Application of the SLAPNAP statistical learning tool to broadly neutralizing antibody HIV prevention research

Abstract

Combination monoclonal broadly neutralizing antibody (bnAb) regimens are in clinical development for HIV prevention, necessitating additional knowledge of bnAb neutralization potency/breadth against circulating viruses. Williamson et al. (2021) described a software tool, Super LeArner Prediction of NAb Panels (SLAPNAP), with application to any HIV bnAb regimen with sufficient neutralization data against a set of viruses in the Los Alamos National Laboratory's Compile, Neutralize, and Tally Nab Panels repository. SLAPNAP produces a proteomic antibody resistance (PAR) score for Env sequences based on predicted neutralization resistance and estimates variable importance of Env amino acid features. We apply SLAPNAP to compare HIV bnAb regimens undergoing clinical testing, finding improved power for downstream sieve analyses and increased precision for comparing neutralization potency/breadth of bnAb regimens due to the inclusion of PAR scores of Env sequences with much larger sample sizes available than for neutralization outcomes. SLAPNAP substantially improves bnAb regimen characterization, ranking, and down-selection.

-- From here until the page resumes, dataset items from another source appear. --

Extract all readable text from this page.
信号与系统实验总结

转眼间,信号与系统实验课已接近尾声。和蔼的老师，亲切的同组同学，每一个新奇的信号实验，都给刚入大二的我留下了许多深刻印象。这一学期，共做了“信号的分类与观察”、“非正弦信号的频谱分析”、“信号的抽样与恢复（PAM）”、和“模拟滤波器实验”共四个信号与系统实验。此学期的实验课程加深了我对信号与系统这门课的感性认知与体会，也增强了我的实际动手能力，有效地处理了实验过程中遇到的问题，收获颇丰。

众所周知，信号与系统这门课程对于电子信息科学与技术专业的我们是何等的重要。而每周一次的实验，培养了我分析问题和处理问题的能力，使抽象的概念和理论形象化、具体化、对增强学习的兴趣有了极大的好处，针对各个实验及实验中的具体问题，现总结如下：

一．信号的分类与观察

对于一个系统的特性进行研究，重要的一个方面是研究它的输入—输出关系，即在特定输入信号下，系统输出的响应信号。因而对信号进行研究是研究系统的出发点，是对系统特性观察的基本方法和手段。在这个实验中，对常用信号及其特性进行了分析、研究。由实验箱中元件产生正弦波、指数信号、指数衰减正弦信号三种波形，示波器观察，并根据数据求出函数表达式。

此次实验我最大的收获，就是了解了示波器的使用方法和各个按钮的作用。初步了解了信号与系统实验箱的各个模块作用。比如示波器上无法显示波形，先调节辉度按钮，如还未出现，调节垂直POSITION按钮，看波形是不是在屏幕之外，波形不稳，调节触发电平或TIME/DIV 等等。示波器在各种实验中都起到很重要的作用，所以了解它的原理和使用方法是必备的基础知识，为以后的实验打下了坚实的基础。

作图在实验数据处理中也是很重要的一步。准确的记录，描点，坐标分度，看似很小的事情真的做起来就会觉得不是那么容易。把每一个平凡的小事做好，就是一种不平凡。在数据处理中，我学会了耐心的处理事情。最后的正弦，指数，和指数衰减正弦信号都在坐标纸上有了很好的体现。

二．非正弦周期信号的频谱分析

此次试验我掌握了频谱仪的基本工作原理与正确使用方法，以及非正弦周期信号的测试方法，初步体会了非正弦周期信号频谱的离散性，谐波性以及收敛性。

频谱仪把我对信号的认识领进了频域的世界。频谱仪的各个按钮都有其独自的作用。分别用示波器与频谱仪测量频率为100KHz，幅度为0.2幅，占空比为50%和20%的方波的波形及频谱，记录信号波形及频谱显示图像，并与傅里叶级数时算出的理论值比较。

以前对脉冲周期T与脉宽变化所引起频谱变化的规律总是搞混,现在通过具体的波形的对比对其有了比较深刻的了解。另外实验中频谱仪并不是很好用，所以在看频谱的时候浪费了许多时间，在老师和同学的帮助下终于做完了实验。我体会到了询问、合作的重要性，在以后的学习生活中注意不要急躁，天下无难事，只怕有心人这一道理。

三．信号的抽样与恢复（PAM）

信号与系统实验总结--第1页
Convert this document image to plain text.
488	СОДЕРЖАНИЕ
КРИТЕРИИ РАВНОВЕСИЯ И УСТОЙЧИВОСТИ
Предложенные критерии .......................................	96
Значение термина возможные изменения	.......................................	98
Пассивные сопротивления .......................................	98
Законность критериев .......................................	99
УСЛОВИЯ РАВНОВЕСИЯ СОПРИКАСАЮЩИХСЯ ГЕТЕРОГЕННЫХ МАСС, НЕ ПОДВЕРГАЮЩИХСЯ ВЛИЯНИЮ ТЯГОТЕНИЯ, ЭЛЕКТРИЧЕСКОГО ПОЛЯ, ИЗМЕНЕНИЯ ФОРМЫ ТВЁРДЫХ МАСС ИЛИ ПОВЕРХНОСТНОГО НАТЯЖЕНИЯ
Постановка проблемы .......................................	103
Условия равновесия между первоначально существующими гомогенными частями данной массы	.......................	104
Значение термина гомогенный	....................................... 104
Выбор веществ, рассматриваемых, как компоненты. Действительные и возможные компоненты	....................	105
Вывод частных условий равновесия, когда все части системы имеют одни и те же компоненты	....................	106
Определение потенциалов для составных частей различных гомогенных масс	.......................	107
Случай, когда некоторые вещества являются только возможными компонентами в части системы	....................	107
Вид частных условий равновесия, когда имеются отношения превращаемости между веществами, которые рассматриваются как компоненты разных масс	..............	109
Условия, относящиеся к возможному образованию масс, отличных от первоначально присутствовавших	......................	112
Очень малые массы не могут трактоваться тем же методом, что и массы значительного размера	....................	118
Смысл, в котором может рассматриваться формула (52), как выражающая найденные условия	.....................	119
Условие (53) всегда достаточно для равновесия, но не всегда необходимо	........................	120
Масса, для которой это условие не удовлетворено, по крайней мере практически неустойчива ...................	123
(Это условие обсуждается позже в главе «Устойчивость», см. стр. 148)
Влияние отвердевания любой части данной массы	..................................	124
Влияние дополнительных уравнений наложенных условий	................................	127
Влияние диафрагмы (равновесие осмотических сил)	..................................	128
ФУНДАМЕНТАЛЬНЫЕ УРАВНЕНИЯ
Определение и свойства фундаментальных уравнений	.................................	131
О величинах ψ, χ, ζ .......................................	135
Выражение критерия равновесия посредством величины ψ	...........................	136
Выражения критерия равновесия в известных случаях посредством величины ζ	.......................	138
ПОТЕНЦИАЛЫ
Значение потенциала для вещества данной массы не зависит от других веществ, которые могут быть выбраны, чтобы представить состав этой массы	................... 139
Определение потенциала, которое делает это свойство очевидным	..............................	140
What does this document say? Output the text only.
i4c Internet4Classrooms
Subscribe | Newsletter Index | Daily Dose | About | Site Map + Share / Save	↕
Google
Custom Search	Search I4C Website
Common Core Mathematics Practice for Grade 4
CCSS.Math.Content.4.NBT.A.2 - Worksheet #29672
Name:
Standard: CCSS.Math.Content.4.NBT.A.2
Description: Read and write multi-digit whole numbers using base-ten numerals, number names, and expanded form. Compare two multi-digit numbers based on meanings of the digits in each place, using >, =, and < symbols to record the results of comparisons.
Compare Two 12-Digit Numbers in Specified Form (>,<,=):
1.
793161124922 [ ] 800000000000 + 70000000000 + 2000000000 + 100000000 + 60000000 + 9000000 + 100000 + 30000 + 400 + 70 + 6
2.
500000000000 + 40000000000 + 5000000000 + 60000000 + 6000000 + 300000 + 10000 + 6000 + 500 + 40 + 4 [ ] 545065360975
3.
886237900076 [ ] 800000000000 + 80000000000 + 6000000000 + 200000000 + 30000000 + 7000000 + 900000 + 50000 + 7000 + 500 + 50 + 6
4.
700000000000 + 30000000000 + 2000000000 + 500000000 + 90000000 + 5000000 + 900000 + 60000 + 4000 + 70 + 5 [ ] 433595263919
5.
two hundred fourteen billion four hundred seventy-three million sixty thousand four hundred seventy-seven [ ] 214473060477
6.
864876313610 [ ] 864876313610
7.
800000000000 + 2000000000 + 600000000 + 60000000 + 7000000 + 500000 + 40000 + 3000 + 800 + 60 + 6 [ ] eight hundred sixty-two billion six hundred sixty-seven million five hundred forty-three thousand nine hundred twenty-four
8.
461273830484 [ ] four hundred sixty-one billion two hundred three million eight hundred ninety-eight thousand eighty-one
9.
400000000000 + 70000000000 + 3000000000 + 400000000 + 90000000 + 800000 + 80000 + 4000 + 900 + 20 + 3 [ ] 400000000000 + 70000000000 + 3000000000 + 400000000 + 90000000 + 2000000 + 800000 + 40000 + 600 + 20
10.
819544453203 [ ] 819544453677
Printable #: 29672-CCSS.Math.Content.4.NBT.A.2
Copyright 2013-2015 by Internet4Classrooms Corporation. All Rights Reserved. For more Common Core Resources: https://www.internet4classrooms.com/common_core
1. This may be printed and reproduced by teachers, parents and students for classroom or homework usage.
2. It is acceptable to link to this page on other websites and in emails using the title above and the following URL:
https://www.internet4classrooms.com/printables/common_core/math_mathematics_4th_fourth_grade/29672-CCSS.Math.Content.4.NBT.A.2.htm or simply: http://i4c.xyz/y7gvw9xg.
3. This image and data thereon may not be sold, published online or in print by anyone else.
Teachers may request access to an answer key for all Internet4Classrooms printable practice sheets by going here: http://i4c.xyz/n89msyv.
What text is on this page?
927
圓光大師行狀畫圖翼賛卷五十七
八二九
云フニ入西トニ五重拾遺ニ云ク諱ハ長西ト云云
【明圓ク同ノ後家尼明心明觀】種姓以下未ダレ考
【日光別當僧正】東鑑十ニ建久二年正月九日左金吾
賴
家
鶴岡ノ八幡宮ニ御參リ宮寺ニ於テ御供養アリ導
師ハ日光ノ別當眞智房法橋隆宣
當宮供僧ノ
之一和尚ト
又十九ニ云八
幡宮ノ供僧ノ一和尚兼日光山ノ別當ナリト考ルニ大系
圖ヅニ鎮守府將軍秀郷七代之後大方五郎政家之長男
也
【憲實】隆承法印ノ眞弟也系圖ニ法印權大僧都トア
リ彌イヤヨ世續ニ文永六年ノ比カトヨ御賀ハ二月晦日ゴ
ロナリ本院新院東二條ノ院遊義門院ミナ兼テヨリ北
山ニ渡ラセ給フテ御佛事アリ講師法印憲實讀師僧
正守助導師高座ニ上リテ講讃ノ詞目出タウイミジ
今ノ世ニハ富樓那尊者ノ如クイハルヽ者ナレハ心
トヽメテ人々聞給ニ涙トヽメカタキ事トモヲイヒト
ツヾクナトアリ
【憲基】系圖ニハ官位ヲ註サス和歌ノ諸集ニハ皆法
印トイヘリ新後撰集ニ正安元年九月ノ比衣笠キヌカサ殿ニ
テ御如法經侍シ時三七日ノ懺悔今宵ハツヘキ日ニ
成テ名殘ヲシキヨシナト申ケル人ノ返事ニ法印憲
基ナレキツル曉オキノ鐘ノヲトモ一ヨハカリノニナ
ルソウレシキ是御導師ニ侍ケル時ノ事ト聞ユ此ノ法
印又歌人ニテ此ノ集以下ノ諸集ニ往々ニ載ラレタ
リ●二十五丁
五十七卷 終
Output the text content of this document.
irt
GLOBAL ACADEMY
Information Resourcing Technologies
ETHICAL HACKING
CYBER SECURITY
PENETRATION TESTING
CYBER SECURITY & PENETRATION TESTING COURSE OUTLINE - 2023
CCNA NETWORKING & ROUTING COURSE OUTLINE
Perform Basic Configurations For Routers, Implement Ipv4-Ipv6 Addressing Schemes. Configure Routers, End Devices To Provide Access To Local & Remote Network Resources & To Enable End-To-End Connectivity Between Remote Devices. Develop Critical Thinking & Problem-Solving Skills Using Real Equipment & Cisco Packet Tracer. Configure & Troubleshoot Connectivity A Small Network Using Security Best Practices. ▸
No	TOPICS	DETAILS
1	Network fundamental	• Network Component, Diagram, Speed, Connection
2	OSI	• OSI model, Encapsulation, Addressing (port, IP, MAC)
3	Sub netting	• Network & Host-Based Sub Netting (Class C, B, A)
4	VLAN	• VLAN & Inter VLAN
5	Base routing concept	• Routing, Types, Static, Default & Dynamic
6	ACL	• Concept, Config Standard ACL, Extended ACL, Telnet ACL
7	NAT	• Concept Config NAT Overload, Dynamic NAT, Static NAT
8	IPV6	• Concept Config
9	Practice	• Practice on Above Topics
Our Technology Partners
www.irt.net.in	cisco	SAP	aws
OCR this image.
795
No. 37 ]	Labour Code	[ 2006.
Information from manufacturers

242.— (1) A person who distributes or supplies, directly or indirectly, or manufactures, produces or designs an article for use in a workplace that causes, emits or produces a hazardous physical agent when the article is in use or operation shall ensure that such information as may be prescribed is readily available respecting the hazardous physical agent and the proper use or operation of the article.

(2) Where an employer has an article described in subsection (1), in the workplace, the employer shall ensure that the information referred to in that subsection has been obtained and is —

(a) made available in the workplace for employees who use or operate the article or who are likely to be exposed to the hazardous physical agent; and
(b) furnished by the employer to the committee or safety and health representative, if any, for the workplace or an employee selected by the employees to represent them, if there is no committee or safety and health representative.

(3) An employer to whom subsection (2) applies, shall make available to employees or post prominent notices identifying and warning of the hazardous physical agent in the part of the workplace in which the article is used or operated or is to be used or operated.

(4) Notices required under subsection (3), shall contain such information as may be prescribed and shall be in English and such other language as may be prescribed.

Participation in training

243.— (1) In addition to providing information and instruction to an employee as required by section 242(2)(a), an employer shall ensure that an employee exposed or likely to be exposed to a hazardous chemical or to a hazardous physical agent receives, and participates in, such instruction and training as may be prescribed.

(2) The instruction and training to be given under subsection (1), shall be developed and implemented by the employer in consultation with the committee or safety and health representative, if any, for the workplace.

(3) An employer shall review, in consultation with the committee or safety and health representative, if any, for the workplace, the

Keywords: Immunological methods; Immunology; Mathematical biosciences; Virology.

Graphical abstract

Figure 1

Relative efficiency (ratio of the sample variances of the estimated mean outcome value for the Reference approach vs. SLAPNAP-augmented approach, taken over 1000 simulated replicates) versus estimated SLAPNAP-prediction performance for each bnAb regimen listed in Table S1 Top row: Prediction of IC₈₀. Bottom row: Prediction of binary IC₈₀ < 1 μg/mL. Columns denote the percentage increase in the number of viruses included in the SLAPNAP-augmented approach when adding viruses with data on Env sequence data only to viruses with data on both Env sequence and IC₈₀. The bnAb regimens are differentiated by color; each point represents the ratio of the Monte-Carlo variances taken over 1000 simulated replicates. See also Figures S3–S8.

Figure 2

Bounded relative efficiency (ratio of the squared widths of the 95% percentile bootstrap confidence interval for the mean neutralization outcome for the Reference approach vs. SLAPNAP-augmented approach bounded above by the maximum possible efficiency for the given combination of bnAb regimen and country, $\frac{\#\left\{sequencesavailableinbothLANLandCATNAP\right\}}{\#\left\{sequencesavailableinCATNAP\right\}}$) versus the proportion of additional numbers of Env sequences in LANL compared to CATNAP Top row: Prediction of IC₈₀. Values were imputed in SLAPNAP at two times the right censoring value reported in CATNAP, as in ref. Bottom row: Prediction of binary IC₈₀ < 1 μg/mL. Columns show the estimated prediction performance for each bnAb regimen listed in Table S1. The bnAb regimens are differentiated by color, while countries are differentiated by the plotting symbol (1–8). Only country/bnAb regimen combinations with at least 30 pseudoviruses in CATNAP were analyzed. Clades represented overall: 01_AE, 02_AG, 07_BC, A1, B, C, D, Other. Clades by country in the figure: China: 01_AE, 02_AG, 07_BC, B, C, Other. (majority: Other, 01_AE, B); Germany: 02_AG, B, C, Other. (majority: B); Tanzania: A1, C, D, Other. (majority: C, Other); United States: 01_AE, 02_AG, A1, B, C, D, Other. (majority: B); South Africa: A1, B, C, D, Other (majority: C).

Figure 3

Empirical power of sieve analyses under different sieve alternative hypotheses, ranging from a large sieve effect (left-column) to the null hypothesis of no sieve effect (right-column) (A “sieve effect” is differential prevention efficacy against S230 HIV-1 vs. against not S230 HIV-1.) Power of a Lunn and McNeil test for detecting a sieve effect is displayed for an unbiased site-scanning analysis over 414 amino acid (AA) positions in gp120 that passed a minimum variability filter in AMP, and for a priority hypothesis-driven analysis that restricted to the 15 AA positions in gp120 pre-identified as important by SLAPNAP.